- Born: Edmond Gareginovich Keosayan 9 October 1936 Leninakan, Armenian SSR, USSR (now Gyumri, Armenia)
- Died: 21 April 1994 (aged 57) Moscow, Russia
- Resting place: Kuntsevo Cemetery
- Occupations: Director, screenwriter
- Years active: 1962—1988
- Notable work: The Elusive Avengers (1966); The New Adventures of the Elusive Avengers (1968); The Crown of the Russian Empire, or Once Again the Elusive Avengers (1971);
- Spouse: Laura Gevorgyan
- Children: David Keosayan (1961—2022) Tigran Keosayan (1966—2025)

= Edmond Keosayan =

Armenian Soviet film director and musician

Edmond Gareginovich Keosayan (Էդմոնդ Գարեգինի Քյոսայան; Эдмонд Гарегинович Кеосаян; 9 October 1936 – 21 April 1994) was an Armenian Soviet film director and musician. He was also a compere of the Soviet State Variety Orchestra. His films are mainly in the Armenian and Russian languages.

== Biography ==
Born on October 9, 1936 in the city of Leninakan, Armenian SSR, into an Armenian family. In 1937, the father was repressed, and the mother and children were exiled to Altai. The family was able to return to Yerevan after 1945. From 1952-54, he worked in a Yerevan watch factory. 1954-56 — studied in Plekhanov Moscow Institute of Economy. From 1956-58, he studied in Yerevan State Institute of Theatre and Cinematography, where he worked as a compere. In 1964, he graduated from the Directing Department of VGIK (Efim Dzigan's master class) and then became a director at Mosfilm Studio. He occasionally worked at Armenfilm Studio.
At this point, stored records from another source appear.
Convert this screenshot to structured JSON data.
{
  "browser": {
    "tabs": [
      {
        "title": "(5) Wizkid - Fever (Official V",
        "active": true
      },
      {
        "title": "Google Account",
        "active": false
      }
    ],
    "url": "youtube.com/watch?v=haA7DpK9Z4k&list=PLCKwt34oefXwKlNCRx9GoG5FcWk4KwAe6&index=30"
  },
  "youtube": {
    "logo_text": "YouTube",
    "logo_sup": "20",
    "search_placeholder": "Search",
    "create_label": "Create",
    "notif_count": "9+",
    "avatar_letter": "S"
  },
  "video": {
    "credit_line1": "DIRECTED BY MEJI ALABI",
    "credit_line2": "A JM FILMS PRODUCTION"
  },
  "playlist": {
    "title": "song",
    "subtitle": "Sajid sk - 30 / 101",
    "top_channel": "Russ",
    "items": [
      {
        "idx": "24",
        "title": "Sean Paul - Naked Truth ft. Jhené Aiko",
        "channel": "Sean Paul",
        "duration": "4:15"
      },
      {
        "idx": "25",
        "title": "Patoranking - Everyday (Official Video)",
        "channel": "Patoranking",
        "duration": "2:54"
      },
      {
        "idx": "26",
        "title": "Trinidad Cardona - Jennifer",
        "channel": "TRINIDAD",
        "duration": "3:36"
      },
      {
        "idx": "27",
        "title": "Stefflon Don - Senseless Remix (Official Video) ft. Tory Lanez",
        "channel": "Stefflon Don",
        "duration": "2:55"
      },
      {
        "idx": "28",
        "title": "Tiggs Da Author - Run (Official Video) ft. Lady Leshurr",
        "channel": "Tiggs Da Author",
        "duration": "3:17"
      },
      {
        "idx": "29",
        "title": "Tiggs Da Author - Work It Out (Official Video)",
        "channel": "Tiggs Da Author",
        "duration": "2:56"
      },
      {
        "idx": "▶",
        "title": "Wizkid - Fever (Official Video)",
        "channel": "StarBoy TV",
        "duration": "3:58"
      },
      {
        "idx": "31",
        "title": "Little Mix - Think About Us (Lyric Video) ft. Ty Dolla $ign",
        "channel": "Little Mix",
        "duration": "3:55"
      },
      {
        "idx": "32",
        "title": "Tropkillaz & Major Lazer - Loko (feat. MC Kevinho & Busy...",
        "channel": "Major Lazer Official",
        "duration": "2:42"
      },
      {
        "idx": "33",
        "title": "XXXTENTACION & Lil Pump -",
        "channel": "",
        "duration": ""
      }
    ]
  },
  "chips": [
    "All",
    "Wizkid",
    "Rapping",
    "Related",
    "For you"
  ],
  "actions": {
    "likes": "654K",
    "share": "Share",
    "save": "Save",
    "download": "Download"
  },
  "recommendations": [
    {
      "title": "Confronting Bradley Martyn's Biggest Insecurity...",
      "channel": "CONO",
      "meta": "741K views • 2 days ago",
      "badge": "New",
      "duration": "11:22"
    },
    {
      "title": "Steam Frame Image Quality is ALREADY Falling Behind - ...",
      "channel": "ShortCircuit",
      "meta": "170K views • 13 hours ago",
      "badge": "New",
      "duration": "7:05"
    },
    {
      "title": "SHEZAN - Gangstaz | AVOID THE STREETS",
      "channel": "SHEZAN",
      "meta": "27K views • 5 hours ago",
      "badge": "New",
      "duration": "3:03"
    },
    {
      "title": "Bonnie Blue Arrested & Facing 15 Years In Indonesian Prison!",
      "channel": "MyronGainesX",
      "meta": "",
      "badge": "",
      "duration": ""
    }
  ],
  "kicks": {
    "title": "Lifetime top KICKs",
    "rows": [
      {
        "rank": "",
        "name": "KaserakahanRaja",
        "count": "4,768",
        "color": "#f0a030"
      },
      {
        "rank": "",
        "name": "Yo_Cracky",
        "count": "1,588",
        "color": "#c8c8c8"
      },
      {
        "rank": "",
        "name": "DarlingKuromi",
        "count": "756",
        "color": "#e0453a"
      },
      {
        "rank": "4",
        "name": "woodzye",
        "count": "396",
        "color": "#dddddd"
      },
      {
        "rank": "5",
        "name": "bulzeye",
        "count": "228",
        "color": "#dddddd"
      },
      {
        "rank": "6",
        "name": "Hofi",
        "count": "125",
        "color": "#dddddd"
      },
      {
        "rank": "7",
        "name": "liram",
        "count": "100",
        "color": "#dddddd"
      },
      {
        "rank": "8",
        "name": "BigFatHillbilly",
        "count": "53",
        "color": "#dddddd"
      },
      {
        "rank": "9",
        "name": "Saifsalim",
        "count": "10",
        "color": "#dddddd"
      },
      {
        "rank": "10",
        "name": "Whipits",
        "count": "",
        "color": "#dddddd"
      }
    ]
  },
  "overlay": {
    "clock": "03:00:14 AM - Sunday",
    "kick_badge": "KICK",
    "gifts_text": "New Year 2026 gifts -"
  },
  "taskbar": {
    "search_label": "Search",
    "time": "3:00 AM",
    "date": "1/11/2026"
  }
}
He died on 21 April 1994 and was buried in the Kuntsevo Cemetery.

== Honors ==

- Honored Artist of the RSFSR (1976)
- Honored Artist of the Armenian SSR (1976)
- Honored Artist of the Georgian SSR (1980)
- People's Artist of the Armenian SSR (1987)
- Lenin Komsomol Prize (1968)
- KinoWatson Grand Prize (2009, posthumously)

==Filmography==
- 1964: Why Are You Quiet Maxim?
- 1965: The Cook
- 1966: The Elusive Avengers
- 1968: The New Adventures of the Elusive Avengers
- 1971: The Crown of the Russian Empire or Once again the Elusive Avengers
- 1973: Tghamardik (The Men)
- 1975: The Canyon of Deserted Tales
- 1975: When September Comes
- 1978: Huso Astgh
- 1980: Legend of the Clown
- 1982: The Oriole Is Crying Somewhere
- 1988: The Ascent

The Men is commemorated by a statue in Yerevan.

==Edmond Keosayan Award==
Edmond Keosayan Award for Excellence in Cardiology has been awarded since 2001 to outstanding young investigators who made high quality scientific research in either clinical or fundamental cardiology, during Young Medics International Conference, organized biannually in Yerevan by Armenian Medical Association. The winner for each category receives $2,000 from the Edmond Keosayan Foundation. The award was first awarded in 2008 during 4th YMIC, the money being shared between two candidates. The award was established by his son, film director and propagandist Tigran Keosayan, as an expression of respect for lifelong friendship between Edmond Keosayan and Parounak Zelveian, his cardiologist and now the president of Armenian Medical Association.